Better Python Programming for all: With the focus on Maintainability
Karthik Shivashankar, Antonio Martini
TL;DR
This work addresses the gap in maintainingability for Python code generated by Code LLMs by fine-tuning models on a dedicated maintainability-focused dataset. It combines instruction tuning, parameter-efficient fine-tuning (PEFT) with QLoRA, and both open and closed models (WizardCoder13B and GPT-3.5) to generate refactored code that preserves functionality while reducing size and complexity, as measured by $SLOC$, $CC$, $HE$, and $MI$. Evaluation uses CodeBERTScore to assess functional similarity and Radon-based metrics for maintainability, supplemented by human judgments from 11 Python-expert participants. The results show measurable improvements in maintainability metrics and high functional similarity between generated and reference code, indicating that targeted maintainability objectives can be successfully integrated into AI-assisted code generation. The publicly released replication package and dataset underscore the practical impact for researchers and practitioners aiming to reduce technical debt and facilitate sustainable software development with AI-assisted tooling.
Abstract
This study aims to enhance the maintainability of code generated by Large Language Models (LLMs), with a focus on the Python programming language. As the use of LLMs for coding assistance grows, so do concerns about the maintainability of the code they produce. Previous research has mainly concentrated on the functional accuracy and testing success of generated code, overlooking aspects of maintainability.

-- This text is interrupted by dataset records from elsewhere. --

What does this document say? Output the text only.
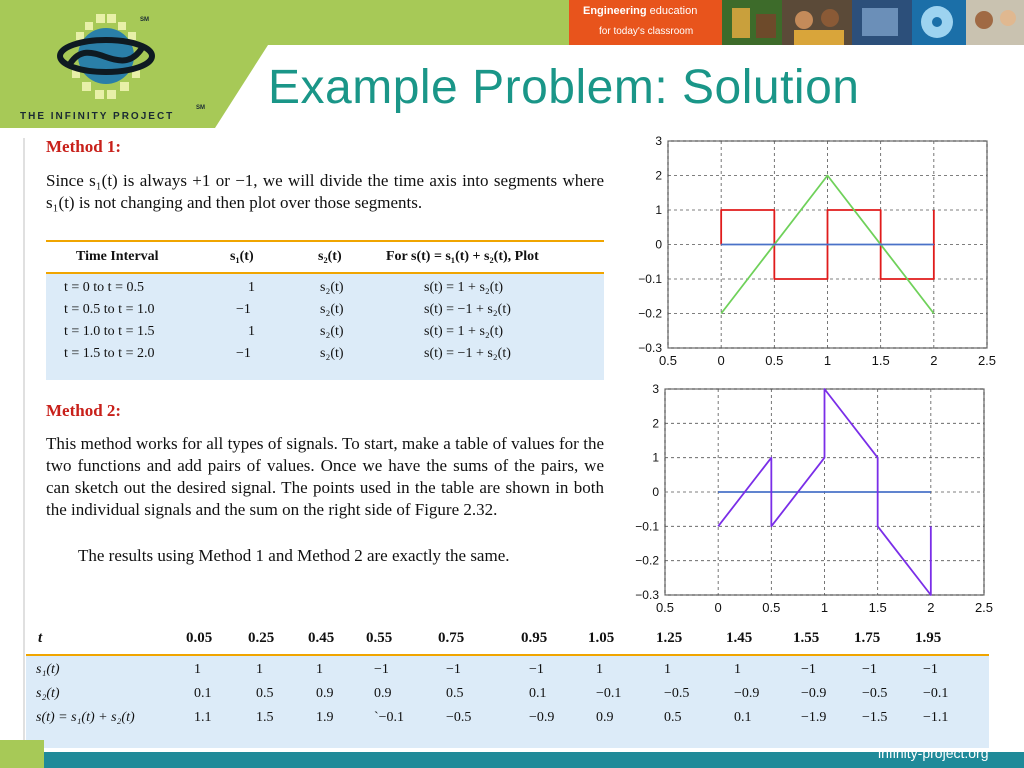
THE INFINITY PROJECT
SM
SM
Engineering education
for today's classroom
Example Problem: Solution
Method 1:
Since s₁(t) is always +1 or −1, we will divide the time axis into segments where s₁(t) is not changing and then plot over those segments.
Time Interval	s₁(t)	s₂(t)	For s(t) = s₁(t) + s₂(t), Plot
t = 0 to t = 0.5	1	s₂(t)	s(t) = 1 + s₂(t)
t = 0.5 to t = 1.0	−1	s₂(t)	s(t) = −1 + s₂(t)
t = 1.0 to t = 1.5	1	s₂(t)	s(t) = 1 + s₂(t)
t = 1.5 to t = 2.0	−1	s₂(t)	s(t) = −1 + s₂(t)
Method 2:
This method works for all types of signals. To start, make a table of values for the two functions and add pairs of values. Once we have the sums of the pairs, we can sketch out the desired signal. The points used in the table are shown in both the individual signals and the sum on the right side of Figure 2.32.
The results using Method 1 and Method 2 are exactly the same.
3
2
1
0
−0.1
−0.2
−0.3
0.5	0	0.5	1	1.5	2	2.5
3
2
1
0
−0.1
−0.2
−0.3
0.5	0	0.5	1	1.5	2	2.5
t	0.05 0.25 0.45 0.55	0.75	0.95	1.05	1.25	1.45	1.55 1.75 1.95
s₁(t)	1	1	1	−1	−1	−1	1	1	1	−1	−1	−1
s₂(t)	0.1	0.5	0.9	0.9	0.5	0.1	−0.1	−0.5	−0.9	−0.9	−0.5	−0.1
s(t) = s₁(t) + s₂(t)	1.1	1.5	1.9	`−0.1	−0.5	−0.9	0.9	0.5	0.1	−1.9	−1.5	−1.1
infinity-project.org
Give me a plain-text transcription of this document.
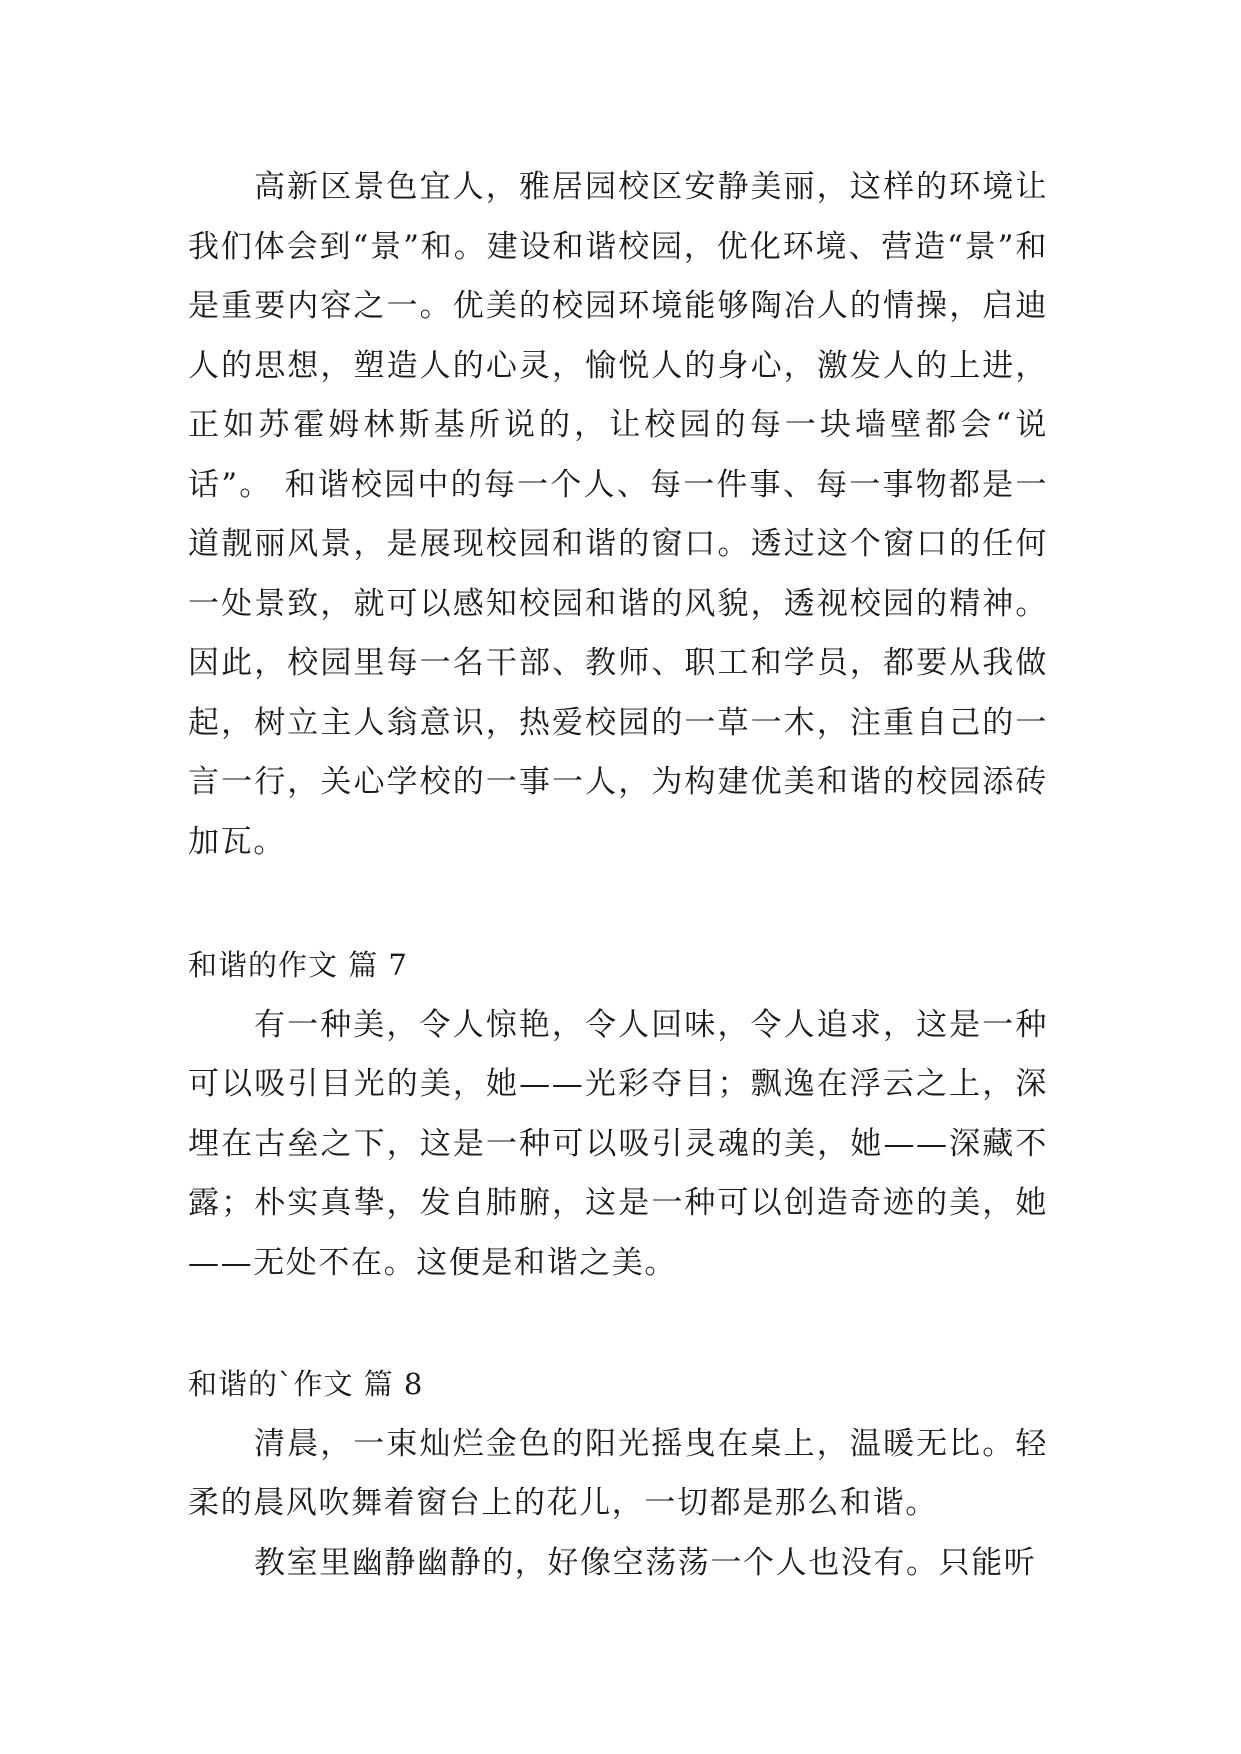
高新区景色宜人，雅居园校区安静美丽，这样的环境让我们体会到“景”和。建设和谐校园，优化环境、营造“景”和是重要内容之一。优美的校园环境能够陶冶人的情操，启迪人的思想，塑造人的心灵，愉悦人的身心，激发人的上进，正如苏霍姆林斯基所说的，让校园的每一块墙壁都会“说话”。 和谐校园中的每一个人、每一件事、每一事物都是一道靓丽风景，是展现校园和谐的窗口。透过这个窗口的任何一处景致，就可以感知校园和谐的风貌，透视校园的精神。因此，校园里每一名干部、教师、职工和学员，都要从我做起，树立主人翁意识，热爱校园的一草一木，注重自己的一言一行，关心学校的一事一人，为构建优美和谐的校园添砖加瓦。

和谐的作文 篇 7

有一种美，令人惊艳，令人回味，令人追求，这是一种可以吸引目光的美，她——光彩夺目；飘逸在浮云之上，深埋在古垒之下，这是一种可以吸引灵魂的美，她——深藏不露；朴实真挚，发自肺腑，这是一种可以创造奇迹的美，她——无处不在。这便是和谐之美。

和谐的`作文 篇 8

清晨，一束灿烂金色的阳光摇曳在桌上，温暖无比。轻柔的晨风吹舞着窗台上的花儿，一切都是那么和谐。

教室里幽静幽静的，好像空荡荡一个人也没有。只能听
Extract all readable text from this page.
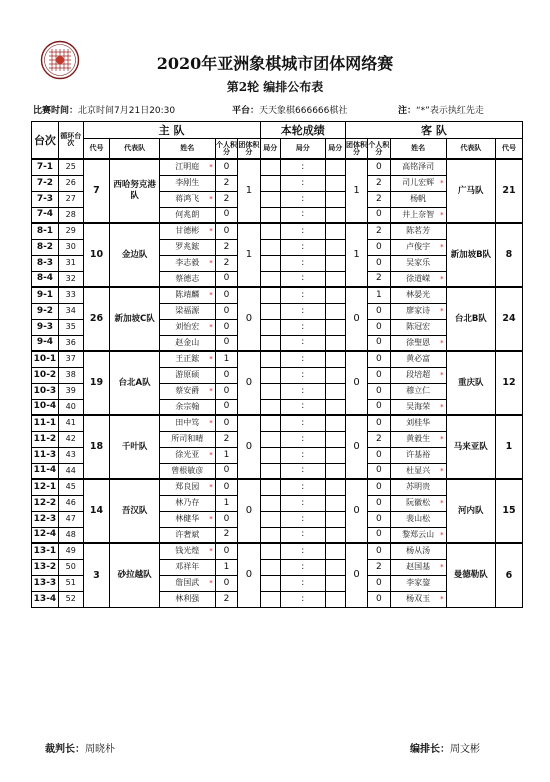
2020年亚洲象棋城市团体网络赛
第2轮 编排公布表
比赛时间：北京时间7月21日20:30	平台：天天象棋666666棋社	注：“*”表示执红先走
台次	循环台次	主 队					本轮成绩			客 队				
		代号	代表队	姓名	个人积分	团体积分	局分	局分	局分	团体积分	个人积分	姓名	代表队	代号
7-1	25	7	西哈努克港队	江明庭 *	0	1		:		1	0	高铭泽司	广马队	21
7-2	26			李剐生	2			:			2	司儿宏辉 *		

7-3	27			蒋鸿飞 *	2			:			2	杨帆		
7-4	28			何兆朗	0			:			0	井上奈智 *		

8-1	29	10	金边队	甘德彬 *	0	1		:		1	2	陈茗芳	新加坡B队	8
8-2	30			罗兆鋐	2			:			0	卢俊宇 *		

8-3	31			李志毅 *	2			:			0	吴家乐		
8-4	32			蔡德志	0			:			2	徐道嵘 *		

9-1	33	26	新加坡C队	陈靖麟 *	0	0		:		0	1	林晏光	台北B队	24
9-2	34			梁福源	0			:			0	廖家诗 *		

9-3	35			刘怡宏 *	0			:			0	陈冠宏		
9-4	36			赵金山	0			:			0	徐聖恩 *		

10-1	37	19	台北A队	王正鋐 *	1	0		:		0	0	黄必富	重庆队	12
10-2	38			游原硕	0			:			0	段培超 *		

10-3	39			蔡安爵 *	0			:			0	穆立仁		
10-4	40			余宗翰	0			:			0	吴海荣 *		

11-1	41	18	千叶队	田中笃 *	0	0		:		0	0	刘桂华	马来亚队	1
11-2	42			所司和晴	2			:			2	黄毅生 *		

11-3	43			徐光亚 *	1			:			0	许基裕		
11-4	44			曾根敏彦	0			:			0	杜显兴 *		

12-1	45	14	吾汉队	郑良园 *	0	0		:		0	0	苏明贵	河内队	15
12-2	46			林乃存	1			:			0	阮徽松 *		

12-3	47			林健华 *	0			:			0	裴山松		
12-4	48			许奢斌	2			:			0	黎郑云山 *		

13-1	49	3	砂拉越队	钱光煌 *	0	0		:		0	0	杨从汤	曼德勒队	6
13-2	50			邓祥年	1			:			2	赵国基 *		

13-3	51			詹国武 *	0			:			0	李家鋆		
13-4	52			林利强	2			:			0	杨双玉 *		
裁判长：周晓朴	编排长：周文彬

Our approach involves the use of a specifically designed dataset for training and evaluating the model, ensuring a thorough assessment of code maintainability. At the heart of our work is the fine-tuning of an LLM for code refactoring, aimed at enhancing code readability, reducing complexity, and improving overall maintainability. After fine-tuning an LLM to prioritize code maintainability, our evaluations indicate that this model significantly improves code maintainability standards, suggesting a promising direction for the future of AI-assisted software development.